Click names to download individual files

Abstract

Rapid evolution can influence competitive dynamics. While theory and past work have focused on the competitive consequences of rapid evolution in response to competitors (e.g., character displacement), abiotic environmental factors are also responsible for much of the rapid evolution observed in nature. Yet, we lack knowledge of how evolution in response to a variable abiotic environment shapes competition between evolving species. Our knowledge of these effects is limited not only by the absence of direct quantification of environment-driven evolution’s effects on competition, but also by the rarity of systems in which environment-driven evolution itself has been measured across multiple competitors. Here, we used an outdoor mesocosm experiment with three species of naturally co-occurring Drosophilid fly competitors to quantify the seasonal evolution of stress tolerance and reproductive traits and the effects of this evolution on demographic performance under competition.
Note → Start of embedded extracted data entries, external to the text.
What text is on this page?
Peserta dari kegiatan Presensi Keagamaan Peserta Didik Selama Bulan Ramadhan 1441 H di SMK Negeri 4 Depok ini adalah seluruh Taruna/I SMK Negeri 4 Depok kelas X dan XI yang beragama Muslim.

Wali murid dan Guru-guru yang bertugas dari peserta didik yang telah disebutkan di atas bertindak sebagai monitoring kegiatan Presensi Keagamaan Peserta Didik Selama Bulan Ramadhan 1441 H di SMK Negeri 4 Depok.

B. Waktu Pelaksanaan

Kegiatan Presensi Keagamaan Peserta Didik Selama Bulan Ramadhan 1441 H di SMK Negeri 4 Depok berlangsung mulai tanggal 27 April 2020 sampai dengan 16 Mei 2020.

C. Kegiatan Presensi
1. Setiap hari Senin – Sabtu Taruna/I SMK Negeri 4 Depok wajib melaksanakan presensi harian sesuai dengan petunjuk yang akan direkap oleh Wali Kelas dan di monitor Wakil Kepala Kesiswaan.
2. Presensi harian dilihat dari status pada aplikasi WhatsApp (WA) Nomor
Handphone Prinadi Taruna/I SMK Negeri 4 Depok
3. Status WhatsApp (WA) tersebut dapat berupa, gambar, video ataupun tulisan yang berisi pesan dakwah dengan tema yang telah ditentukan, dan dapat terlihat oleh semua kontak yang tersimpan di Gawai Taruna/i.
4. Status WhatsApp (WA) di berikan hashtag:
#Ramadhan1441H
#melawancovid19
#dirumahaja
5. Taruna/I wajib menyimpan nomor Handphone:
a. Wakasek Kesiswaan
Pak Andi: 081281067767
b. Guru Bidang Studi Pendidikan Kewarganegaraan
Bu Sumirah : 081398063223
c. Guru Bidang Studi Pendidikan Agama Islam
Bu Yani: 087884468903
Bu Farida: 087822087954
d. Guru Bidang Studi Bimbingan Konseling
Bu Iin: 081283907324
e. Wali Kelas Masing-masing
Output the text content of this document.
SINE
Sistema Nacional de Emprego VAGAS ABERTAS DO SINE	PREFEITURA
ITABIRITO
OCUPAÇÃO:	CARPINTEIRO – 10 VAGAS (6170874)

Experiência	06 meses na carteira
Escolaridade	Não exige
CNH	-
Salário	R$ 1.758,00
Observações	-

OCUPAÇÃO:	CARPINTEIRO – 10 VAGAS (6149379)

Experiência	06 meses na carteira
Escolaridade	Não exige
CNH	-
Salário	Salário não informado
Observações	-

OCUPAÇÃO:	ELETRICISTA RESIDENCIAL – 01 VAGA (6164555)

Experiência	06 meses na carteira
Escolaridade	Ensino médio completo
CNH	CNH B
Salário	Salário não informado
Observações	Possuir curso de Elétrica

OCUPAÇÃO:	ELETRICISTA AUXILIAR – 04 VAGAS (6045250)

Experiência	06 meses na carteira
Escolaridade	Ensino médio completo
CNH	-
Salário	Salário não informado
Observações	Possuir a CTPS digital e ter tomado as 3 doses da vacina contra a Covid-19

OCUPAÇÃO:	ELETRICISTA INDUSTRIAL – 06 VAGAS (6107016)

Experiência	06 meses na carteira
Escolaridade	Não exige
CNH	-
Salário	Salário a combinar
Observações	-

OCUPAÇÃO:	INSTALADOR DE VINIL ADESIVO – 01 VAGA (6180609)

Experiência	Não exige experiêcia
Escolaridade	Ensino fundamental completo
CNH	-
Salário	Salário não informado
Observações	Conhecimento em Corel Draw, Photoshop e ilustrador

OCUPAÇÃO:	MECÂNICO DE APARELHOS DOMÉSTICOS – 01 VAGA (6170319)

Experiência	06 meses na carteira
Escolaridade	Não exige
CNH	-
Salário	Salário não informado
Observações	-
We found that rapid seasonal evolution occurred across all three species, across all measured traits, and across every sampling interval. Throughout the course of their growing season, species first converged on similar phenotypic profiles (e.g., high heat tolerance and low fecundity), then evolved in parallel. This seasonal evolution had clear impacts on pairwise competition between species. In competition trials in a common garden greenhouse environment, seasonal evolution had the potential to alter demographic performance by over 30%. Under seasonally varying field conditions over the summer, in one species pair, seasonal evolution had 7x stronger effects on competitive performance than did the changing environmental conditions themselves. Our work highlights that the rapid, environment-driven evolution increasingly documented by evolutionary biologists can have a major, underappreciated influence on ecological competitive dynamics.